A. Allégations du plaignant
A. Allégations du plaignant
- 74. Le plaignant allègue que, le 4 mai 1985, trois jours après que les travailleurs de l'entreprise Pasteurizadora Rica C. por A. eurent constitué un syndicat, la direction de l'entreprise a fait occuper l'établissement par les militaires, limogeant 24 membres du syndicat, parmi lesquels cinq dirigeants récemment élus (Antonio Suárez, José A. Lagares, Francisco Sánchez, Elvin Herrera et José Antonio Pimentel).
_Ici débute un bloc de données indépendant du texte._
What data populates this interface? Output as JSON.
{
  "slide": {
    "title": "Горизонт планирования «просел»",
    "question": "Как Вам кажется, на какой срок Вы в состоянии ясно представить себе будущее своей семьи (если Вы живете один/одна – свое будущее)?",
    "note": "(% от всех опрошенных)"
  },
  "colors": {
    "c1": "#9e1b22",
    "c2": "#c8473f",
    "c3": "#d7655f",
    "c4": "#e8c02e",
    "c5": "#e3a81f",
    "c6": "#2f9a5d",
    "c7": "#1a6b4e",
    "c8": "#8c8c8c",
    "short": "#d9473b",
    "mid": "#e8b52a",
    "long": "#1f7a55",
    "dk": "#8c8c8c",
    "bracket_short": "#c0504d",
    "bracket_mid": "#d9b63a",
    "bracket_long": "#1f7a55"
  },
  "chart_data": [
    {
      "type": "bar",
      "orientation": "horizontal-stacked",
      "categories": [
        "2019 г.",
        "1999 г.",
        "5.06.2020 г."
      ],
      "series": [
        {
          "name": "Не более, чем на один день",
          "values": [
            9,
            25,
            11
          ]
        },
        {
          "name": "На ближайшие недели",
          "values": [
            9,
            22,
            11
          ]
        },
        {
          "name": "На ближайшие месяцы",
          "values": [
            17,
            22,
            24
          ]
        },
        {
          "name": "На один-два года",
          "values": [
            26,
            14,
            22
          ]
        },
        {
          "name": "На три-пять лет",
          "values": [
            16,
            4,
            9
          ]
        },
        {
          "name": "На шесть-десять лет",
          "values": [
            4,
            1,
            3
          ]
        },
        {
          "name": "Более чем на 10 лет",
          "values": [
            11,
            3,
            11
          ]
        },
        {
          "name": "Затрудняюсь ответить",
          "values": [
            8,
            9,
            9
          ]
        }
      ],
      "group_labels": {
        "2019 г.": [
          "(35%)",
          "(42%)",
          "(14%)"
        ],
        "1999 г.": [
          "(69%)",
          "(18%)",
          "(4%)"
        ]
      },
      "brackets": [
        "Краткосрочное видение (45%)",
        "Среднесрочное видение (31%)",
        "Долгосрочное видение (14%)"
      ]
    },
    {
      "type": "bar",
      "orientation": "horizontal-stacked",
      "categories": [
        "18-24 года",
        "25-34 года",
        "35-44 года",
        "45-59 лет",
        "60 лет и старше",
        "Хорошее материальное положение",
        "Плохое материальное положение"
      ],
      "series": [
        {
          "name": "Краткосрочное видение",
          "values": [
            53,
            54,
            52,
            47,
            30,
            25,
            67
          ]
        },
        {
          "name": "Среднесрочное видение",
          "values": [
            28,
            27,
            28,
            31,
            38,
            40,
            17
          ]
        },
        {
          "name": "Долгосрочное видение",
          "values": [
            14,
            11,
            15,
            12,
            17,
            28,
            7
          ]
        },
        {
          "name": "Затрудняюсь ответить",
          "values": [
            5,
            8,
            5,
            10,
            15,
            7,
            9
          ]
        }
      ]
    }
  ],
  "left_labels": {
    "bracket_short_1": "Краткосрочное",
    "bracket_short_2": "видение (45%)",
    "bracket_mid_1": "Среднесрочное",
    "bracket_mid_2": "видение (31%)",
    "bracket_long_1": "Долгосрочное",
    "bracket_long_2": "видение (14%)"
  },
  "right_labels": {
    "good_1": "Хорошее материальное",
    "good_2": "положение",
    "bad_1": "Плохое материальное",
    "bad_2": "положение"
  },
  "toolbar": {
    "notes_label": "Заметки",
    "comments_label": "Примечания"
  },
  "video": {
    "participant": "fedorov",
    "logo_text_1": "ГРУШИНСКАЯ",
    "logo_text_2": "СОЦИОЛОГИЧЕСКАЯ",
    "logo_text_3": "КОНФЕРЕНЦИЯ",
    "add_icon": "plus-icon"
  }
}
- 75. Le plaignant ajoute que, le 5 mai 1985, le ministère du Travail a soi-disant ordonné une enquête sur les faits; or les personnes désignées à cet effet ne se sont jamais rendues dans l'entreprise, cette situation a été mise à profit par la direction de l'entreprise pour remplacer les personnes licenciées par des militaires en exercice.
- 76. Toujours selon le plaignant, le 14 mai 1985, Gregorio Reyes, secrétaire général, et Marino del Carmen Mejía, secrétaire chargé des procès-verbaux et de la correspondance, ont été contraints de quitter la direction du syndicat. Le 21 mai 1985, l'assemblée du syndicat s'est réunie pour élire, en remplacement des dirigeants licenciés, Juan Osorio, Dianor Beltré Amador et Diloné Reyes. Le lendemain, ces derniers ont eux aussi été licenciés. Il existe donc de graves présomptions de collusion entre les cadres moyens du ministère du Travail et la direction de l'entreprise.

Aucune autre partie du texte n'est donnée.